The key part is the panel on the right. From the start I've accepted that this sort of thing is never going to be better than semi-automatic, having experienced the joys of a source extraction algorithm with 3% reliability first-hand. For this reason the review panel lets you group the sources, moving their catalogue data into accepted, rejected, or uncertain folders, as well as querying NED and the SDSS data at the corresponding position as supplementary data.

How well does this work ? Well, quite ! It's a simple, reasonably fast technique (even without parallelisation) that gets respectable levels of completeness and reliability even at low S/N levels.

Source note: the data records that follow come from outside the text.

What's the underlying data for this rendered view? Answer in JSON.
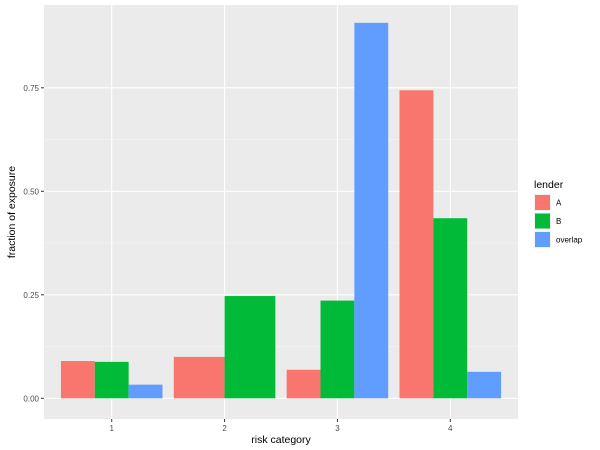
{
  "chart_data": {
    "type": "bar",
    "xlabel": "risk category",
    "ylabel": "fraction of exposure",
    "categories": [
      "1",
      "2",
      "3",
      "4"
    ],
    "ylim": [
      -0.05,
      0.95
    ],
    "yticks": [
      0.0,
      0.25,
      0.5,
      0.75
    ],
    "ytick_labels": [
      "0.00",
      "0.25",
      "0.50",
      "0.75"
    ],
    "grid": true,
    "legend": {
      "title": "lender",
      "position": "right"
    },
    "series": [
      {
        "name": "A",
        "color": "#F8766D",
        "values": [
          0.09,
          0.1,
          0.069,
          0.744
        ]
      },
      {
        "name": "B",
        "color": "#00BA38",
        "values": [
          0.088,
          0.247,
          0.236,
          0.435
        ]
      },
      {
        "name": "overlap",
        "color": "#619CFF",
        "values": [
          0.033,
          null,
          0.907,
          0.064
        ]
      }
    ]
  }
}
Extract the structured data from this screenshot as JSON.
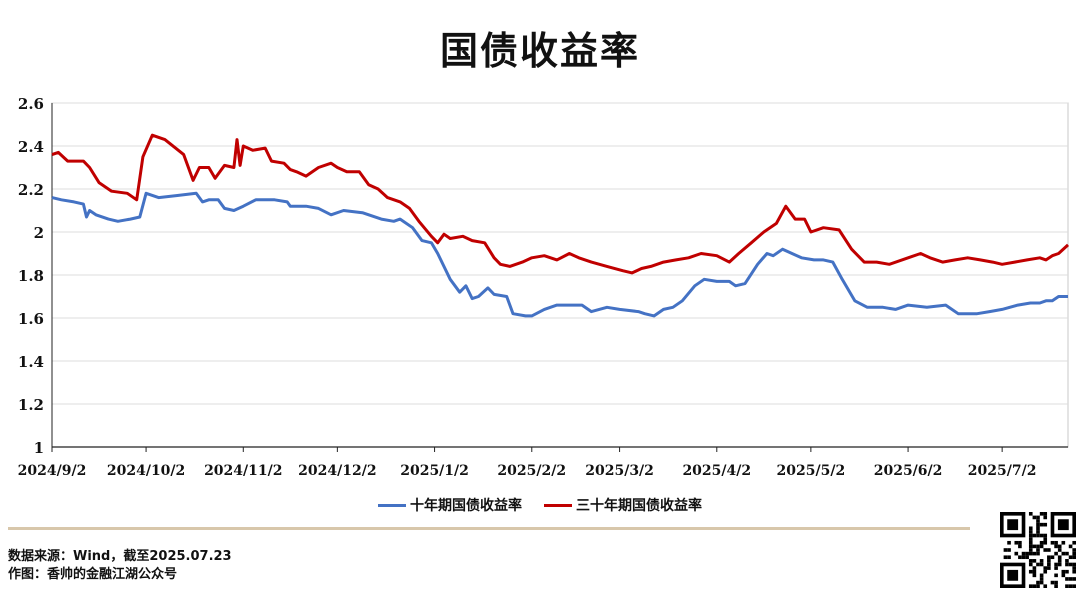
{
  "header": {
    "title": "国债收益率"
  },
  "legend": {
    "ten_year": "十年期国债收益率",
    "thirty_year": "三十年期国债收益率"
  },
  "footer": {
    "source": "数据来源：Wind，截至2025.07.23",
    "author": "作图：香帅的金融江湖公众号"
  },
  "colors": {
    "ten_year": "#4472c4",
    "thirty_year": "#c00000",
    "divider": "#d8c7ab"
  },
  "chart_data": {
    "type": "line",
    "title": "国债收益率",
    "xlabel": "",
    "ylabel": "",
    "ylim": [
      1,
      2.6
    ],
    "yticks": [
      "1",
      "1.2",
      "1.4",
      "1.6",
      "1.8",
      "2",
      "2.2",
      "2.4",
      "2.6"
    ],
    "xlim": [
      "2024-09-02",
      "2025-07-23"
    ],
    "xticks": [
      {
        "date": "2024-09-02",
        "label": "2024/9/2"
      },
      {
        "date": "2024-10-02",
        "label": "2024/10/2"
      },
      {
        "date": "2024-11-02",
        "label": "2024/11/2"
      },
      {
        "date": "2024-12-02",
        "label": "2024/12/2"
      },
      {
        "date": "2025-01-02",
        "label": "2025/1/2"
      },
      {
        "date": "2025-02-02",
        "label": "2025/2/2"
      },
      {
        "date": "2025-03-02",
        "label": "2025/3/2"
      },
      {
        "date": "2025-04-02",
        "label": "2025/4/2"
      },
      {
        "date": "2025-05-02",
        "label": "2025/5/2"
      },
      {
        "date": "2025-06-02",
        "label": "2025/6/2"
      },
      {
        "date": "2025-07-02",
        "label": "2025/7/2"
      }
    ],
    "grid": true,
    "legend_position": "bottom",
    "series": [
      {
        "name": "十年期国债收益率",
        "color": "#4472c4",
        "points": [
          [
            "2024-09-02",
            2.16
          ],
          [
            "2024-09-05",
            2.15
          ],
          [
            "2024-09-09",
            2.14
          ],
          [
            "2024-09-12",
            2.13
          ],
          [
            "2024-09-13",
            2.07
          ],
          [
            "2024-09-14",
            2.1
          ],
          [
            "2024-09-16",
            2.08
          ],
          [
            "2024-09-20",
            2.06
          ],
          [
            "2024-09-23",
            2.05
          ],
          [
            "2024-09-27",
            2.06
          ],
          [
            "2024-09-30",
            2.07
          ],
          [
            "2024-10-02",
            2.18
          ],
          [
            "2024-10-06",
            2.16
          ],
          [
            "2024-10-12",
            2.17
          ],
          [
            "2024-10-18",
            2.18
          ],
          [
            "2024-10-20",
            2.14
          ],
          [
            "2024-10-22",
            2.15
          ],
          [
            "2024-10-25",
            2.15
          ],
          [
            "2024-10-27",
            2.11
          ],
          [
            "2024-10-30",
            2.1
          ],
          [
            "2024-11-02",
            2.12
          ],
          [
            "2024-11-06",
            2.15
          ],
          [
            "2024-11-12",
            2.15
          ],
          [
            "2024-11-16",
            2.14
          ],
          [
            "2024-11-17",
            2.12
          ],
          [
            "2024-11-22",
            2.12
          ],
          [
            "2024-11-26",
            2.11
          ],
          [
            "2024-11-30",
            2.08
          ],
          [
            "2024-12-04",
            2.1
          ],
          [
            "2024-12-10",
            2.09
          ],
          [
            "2024-12-16",
            2.06
          ],
          [
            "2024-12-20",
            2.05
          ],
          [
            "2024-12-22",
            2.06
          ],
          [
            "2024-12-26",
            2.02
          ],
          [
            "2024-12-29",
            1.96
          ],
          [
            "2025-01-01",
            1.95
          ],
          [
            "2025-01-03",
            1.9
          ],
          [
            "2025-01-07",
            1.78
          ],
          [
            "2025-01-10",
            1.72
          ],
          [
            "2025-01-12",
            1.75
          ],
          [
            "2025-01-14",
            1.69
          ],
          [
            "2025-01-16",
            1.7
          ],
          [
            "2025-01-19",
            1.74
          ],
          [
            "2025-01-21",
            1.71
          ],
          [
            "2025-01-25",
            1.7
          ],
          [
            "2025-01-27",
            1.62
          ],
          [
            "2025-01-31",
            1.61
          ],
          [
            "2025-02-02",
            1.61
          ],
          [
            "2025-02-06",
            1.64
          ],
          [
            "2025-02-10",
            1.66
          ],
          [
            "2025-02-14",
            1.66
          ],
          [
            "2025-02-18",
            1.66
          ],
          [
            "2025-02-21",
            1.63
          ],
          [
            "2025-02-26",
            1.65
          ],
          [
            "2025-03-02",
            1.64
          ],
          [
            "2025-03-08",
            1.63
          ],
          [
            "2025-03-10",
            1.62
          ],
          [
            "2025-03-13",
            1.61
          ],
          [
            "2025-03-16",
            1.64
          ],
          [
            "2025-03-19",
            1.65
          ],
          [
            "2025-03-22",
            1.68
          ],
          [
            "2025-03-26",
            1.75
          ],
          [
            "2025-03-29",
            1.78
          ],
          [
            "2025-04-02",
            1.77
          ],
          [
            "2025-04-06",
            1.77
          ],
          [
            "2025-04-08",
            1.75
          ],
          [
            "2025-04-11",
            1.76
          ],
          [
            "2025-04-15",
            1.85
          ],
          [
            "2025-04-18",
            1.9
          ],
          [
            "2025-04-20",
            1.89
          ],
          [
            "2025-04-23",
            1.92
          ],
          [
            "2025-04-26",
            1.9
          ],
          [
            "2025-04-29",
            1.88
          ],
          [
            "2025-05-03",
            1.87
          ],
          [
            "2025-05-06",
            1.87
          ],
          [
            "2025-05-09",
            1.86
          ],
          [
            "2025-05-12",
            1.78
          ],
          [
            "2025-05-16",
            1.68
          ],
          [
            "2025-05-20",
            1.65
          ],
          [
            "2025-05-25",
            1.65
          ],
          [
            "2025-05-29",
            1.64
          ],
          [
            "2025-06-02",
            1.66
          ],
          [
            "2025-06-08",
            1.65
          ],
          [
            "2025-06-14",
            1.66
          ],
          [
            "2025-06-18",
            1.62
          ],
          [
            "2025-06-24",
            1.62
          ],
          [
            "2025-06-28",
            1.63
          ],
          [
            "2025-07-02",
            1.64
          ],
          [
            "2025-07-07",
            1.66
          ],
          [
            "2025-07-11",
            1.67
          ],
          [
            "2025-07-14",
            1.67
          ],
          [
            "2025-07-16",
            1.68
          ],
          [
            "2025-07-18",
            1.68
          ],
          [
            "2025-07-20",
            1.7
          ],
          [
            "2025-07-23",
            1.7
          ]
        ]
      },
      {
        "name": "三十年期国债收益率",
        "color": "#c00000",
        "points": [
          [
            "2024-09-02",
            2.36
          ],
          [
            "2024-09-04",
            2.37
          ],
          [
            "2024-09-07",
            2.33
          ],
          [
            "2024-09-12",
            2.33
          ],
          [
            "2024-09-14",
            2.3
          ],
          [
            "2024-09-17",
            2.23
          ],
          [
            "2024-09-21",
            2.19
          ],
          [
            "2024-09-26",
            2.18
          ],
          [
            "2024-09-29",
            2.15
          ],
          [
            "2024-10-01",
            2.35
          ],
          [
            "2024-10-04",
            2.45
          ],
          [
            "2024-10-08",
            2.43
          ],
          [
            "2024-10-14",
            2.36
          ],
          [
            "2024-10-17",
            2.24
          ],
          [
            "2024-10-19",
            2.3
          ],
          [
            "2024-10-22",
            2.3
          ],
          [
            "2024-10-24",
            2.25
          ],
          [
            "2024-10-27",
            2.31
          ],
          [
            "2024-10-30",
            2.3
          ],
          [
            "2024-10-31",
            2.43
          ],
          [
            "2024-11-01",
            2.31
          ],
          [
            "2024-11-02",
            2.4
          ],
          [
            "2024-11-05",
            2.38
          ],
          [
            "2024-11-09",
            2.39
          ],
          [
            "2024-11-11",
            2.33
          ],
          [
            "2024-11-15",
            2.32
          ],
          [
            "2024-11-17",
            2.29
          ],
          [
            "2024-11-19",
            2.28
          ],
          [
            "2024-11-22",
            2.26
          ],
          [
            "2024-11-26",
            2.3
          ],
          [
            "2024-11-30",
            2.32
          ],
          [
            "2024-12-02",
            2.3
          ],
          [
            "2024-12-05",
            2.28
          ],
          [
            "2024-12-09",
            2.28
          ],
          [
            "2024-12-12",
            2.22
          ],
          [
            "2024-12-15",
            2.2
          ],
          [
            "2024-12-18",
            2.16
          ],
          [
            "2024-12-22",
            2.14
          ],
          [
            "2024-12-25",
            2.11
          ],
          [
            "2024-12-28",
            2.05
          ],
          [
            "2025-01-01",
            1.98
          ],
          [
            "2025-01-03",
            1.95
          ],
          [
            "2025-01-05",
            1.99
          ],
          [
            "2025-01-07",
            1.97
          ],
          [
            "2025-01-11",
            1.98
          ],
          [
            "2025-01-14",
            1.96
          ],
          [
            "2025-01-18",
            1.95
          ],
          [
            "2025-01-21",
            1.88
          ],
          [
            "2025-01-23",
            1.85
          ],
          [
            "2025-01-26",
            1.84
          ],
          [
            "2025-01-30",
            1.86
          ],
          [
            "2025-02-02",
            1.88
          ],
          [
            "2025-02-06",
            1.89
          ],
          [
            "2025-02-10",
            1.87
          ],
          [
            "2025-02-14",
            1.9
          ],
          [
            "2025-02-17",
            1.88
          ],
          [
            "2025-02-21",
            1.86
          ],
          [
            "2025-02-26",
            1.84
          ],
          [
            "2025-03-03",
            1.82
          ],
          [
            "2025-03-06",
            1.81
          ],
          [
            "2025-03-09",
            1.83
          ],
          [
            "2025-03-12",
            1.84
          ],
          [
            "2025-03-16",
            1.86
          ],
          [
            "2025-03-20",
            1.87
          ],
          [
            "2025-03-24",
            1.88
          ],
          [
            "2025-03-28",
            1.9
          ],
          [
            "2025-04-02",
            1.89
          ],
          [
            "2025-04-06",
            1.86
          ],
          [
            "2025-04-09",
            1.9
          ],
          [
            "2025-04-13",
            1.95
          ],
          [
            "2025-04-17",
            2.0
          ],
          [
            "2025-04-21",
            2.04
          ],
          [
            "2025-04-24",
            2.12
          ],
          [
            "2025-04-27",
            2.06
          ],
          [
            "2025-04-30",
            2.06
          ],
          [
            "2025-05-02",
            2.0
          ],
          [
            "2025-05-06",
            2.02
          ],
          [
            "2025-05-11",
            2.01
          ],
          [
            "2025-05-15",
            1.92
          ],
          [
            "2025-05-19",
            1.86
          ],
          [
            "2025-05-23",
            1.86
          ],
          [
            "2025-05-27",
            1.85
          ],
          [
            "2025-06-02",
            1.88
          ],
          [
            "2025-06-06",
            1.9
          ],
          [
            "2025-06-09",
            1.88
          ],
          [
            "2025-06-13",
            1.86
          ],
          [
            "2025-06-17",
            1.87
          ],
          [
            "2025-06-21",
            1.88
          ],
          [
            "2025-06-25",
            1.87
          ],
          [
            "2025-06-29",
            1.86
          ],
          [
            "2025-07-02",
            1.85
          ],
          [
            "2025-07-06",
            1.86
          ],
          [
            "2025-07-10",
            1.87
          ],
          [
            "2025-07-14",
            1.88
          ],
          [
            "2025-07-16",
            1.87
          ],
          [
            "2025-07-18",
            1.89
          ],
          [
            "2025-07-20",
            1.9
          ],
          [
            "2025-07-23",
            1.94
          ]
        ]
      }
    ]
  }
}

I personally wouldn't use this or any other algorithm as a substitute for the billions of years of evolution behind the human eye, but as a supplement it's worth doing. It nearly always picks up at least a few credible candidates I'm surprised I missed.

To be honest I haven't touched GLADoS since 2020. I was working on it properly until late 2019 but then I got "briefly" distracted and the pandemic struck. I don't think it would be a difficult matter to upgrade it to Python 3, but having spent most of 2023 finishing off FRELLED I'm in no mood to embark on another coding project of any kind. Still, expect more exact numbers if and when I get around to polishing it off.

Possible upgrades to GLADoS would be a curve-of-growth analysis for a more accurate velocity width estimate, and a way to search for signals that exceed the integrated S/N rather than simple peaks. But source finding algorithms always sound simple in theory while in practise they tend to spiral out of control, which is why I'm reluctant to start this one up again except to move to Python 3. Writing a source extractor is best described as one of those experiences which is character building, good for the soul... great to do once in a while, but you wouldn't want to do it all the time.